There are many parts of planning and development that he must keep at the tip of his fingers.
“Here in Keizer, one of the primary functions that we deal with is we work with developers that come in and they want to develop a property,” explained Witham. “We talk to them about what the development code will allow for.”
Day to day tasks of the planning department is city development code administration or zoning code administration. Also, approving subdivisions and building permits.
Witham keeps his eye on the future, too. Another element of planning concerns more long range planning documents, such as the comprehensive plan, which is a 20-year look at goals and policies that move the city toward what the policy-setters, city council and, ultimately, the citizens want to see what the city should look like in the future.
The Keizer Planning Commission, comprised of seven volunteers from the community appointed by the city council, is an integral piece of the process.

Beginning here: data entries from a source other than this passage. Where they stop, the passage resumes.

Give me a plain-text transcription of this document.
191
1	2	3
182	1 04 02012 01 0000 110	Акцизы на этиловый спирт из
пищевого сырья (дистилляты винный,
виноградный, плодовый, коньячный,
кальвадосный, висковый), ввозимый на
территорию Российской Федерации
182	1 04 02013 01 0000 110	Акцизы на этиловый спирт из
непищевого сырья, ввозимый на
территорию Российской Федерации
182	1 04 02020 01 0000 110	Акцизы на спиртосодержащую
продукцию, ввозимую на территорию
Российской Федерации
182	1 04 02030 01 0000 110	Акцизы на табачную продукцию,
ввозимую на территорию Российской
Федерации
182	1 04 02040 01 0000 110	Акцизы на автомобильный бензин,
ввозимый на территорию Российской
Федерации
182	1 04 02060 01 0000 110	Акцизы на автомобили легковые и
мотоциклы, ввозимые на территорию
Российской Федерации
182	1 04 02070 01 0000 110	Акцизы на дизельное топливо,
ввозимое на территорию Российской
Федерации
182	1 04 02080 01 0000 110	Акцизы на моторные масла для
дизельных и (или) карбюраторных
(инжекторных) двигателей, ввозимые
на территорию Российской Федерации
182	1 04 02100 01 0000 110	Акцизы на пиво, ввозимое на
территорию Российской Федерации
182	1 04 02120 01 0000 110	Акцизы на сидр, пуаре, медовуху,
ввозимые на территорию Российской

Planning commissions are established by state statute. Cities are required to have a planning commission, which is designated as a decision-making body for certain types of land use decisions.
For example, “If a new master plan comes in for Keizer Station or for one of those other places, it would go to the Planning Commission for first approval, then they recommend to the city council,” Witham said.
The Planning Commission also addresses changes to laws and day-to-day administration of the city’s development code.
Planning and development decisions in the city are not completely up to Keizer.
Witham said, “What’s unique with the Keizer area is, as far as planning goes, there is a regional element to everything that we do here.
“Being a part of Marion County, being within the shared urban growth boundary of Salem, Keizer and the county, there is definitely coordination that has to take place. And while we are our own independent city, the region is definitely dependent on one another because it’s a shared job market. It’s frankly a shared housing market.”
For decades the shared urban growth boundary has been under discussion. “Within our region, there is still capacity for growth in both population and job base,” said Witham. “So it does require coordination between the different government entities,”
A Keizer native, Witham is a cheerleader for the city.
“I’m a strong believer that a vibrant community needs diversity,” said Witham. “It needs diversity in income levels, it needs diversity in the socionomic aspects but also the cultural aspects for it to be a healthy community,” he said. “(Keizer) is a fairly homogenous community. We have to have plans in place that say here’s the market is what drives development.”
The look of Keizer’s neighborhoods are changing. With the approval of development of ADUs (accessory dwelling units), cottage clusters and a higher density, in the near future residents will see added housing units sharing a large lot with an existing dwelling.
The planning department, the Planning Commission and the city council all react to public comment about existing codes, especially when they impede development. If a standard is out of date or is creating a problem for somebody, those issues are addressed.
Housing is one part of Witham’s planning focus, the other is commercial development.
New laws have been passed with the climate-friendly Equitable Communities rules, which requires climate-friendly areas. Witham prefers to call them walkable mixed use areas. “Within our area we have to designate these areas and the state has kind of defined what those areas need to look like,” he said.
Commercial development in Keizer can be built on empty land, such as in Keizer Station, via mixed used projects, or redevelopment of existing commercial properties.
Area D at Keizer Station (south of Chemawa Road, north of the water tower) has seen a 7-Eleven store and gas station along with a Chick-fil-A restaurant, with more development in the plan. Area B (north of Lockhaven, east of McLeod Lane) sits empty, waiting for planned projects to get started.
Armed with an associate’s degree from Chemeketa Community College and some classes at Corbin University, Shane Witham keeps his eye on the look of Keizer, assuring that development meets the city’s codes. His is surrounded by bound copies of Keizer’s comprehensive and development codes, ready for easy access to answer any questions that come up during his day.
A graduate of McNary High School, Shane and his his wife, Maleah, are empty-nesters. Their three children are off at college, one at George Fox University and two at Grand Canyon University. The couple recently moved to a smaller house, but Shane Witham remains Keizer through and through.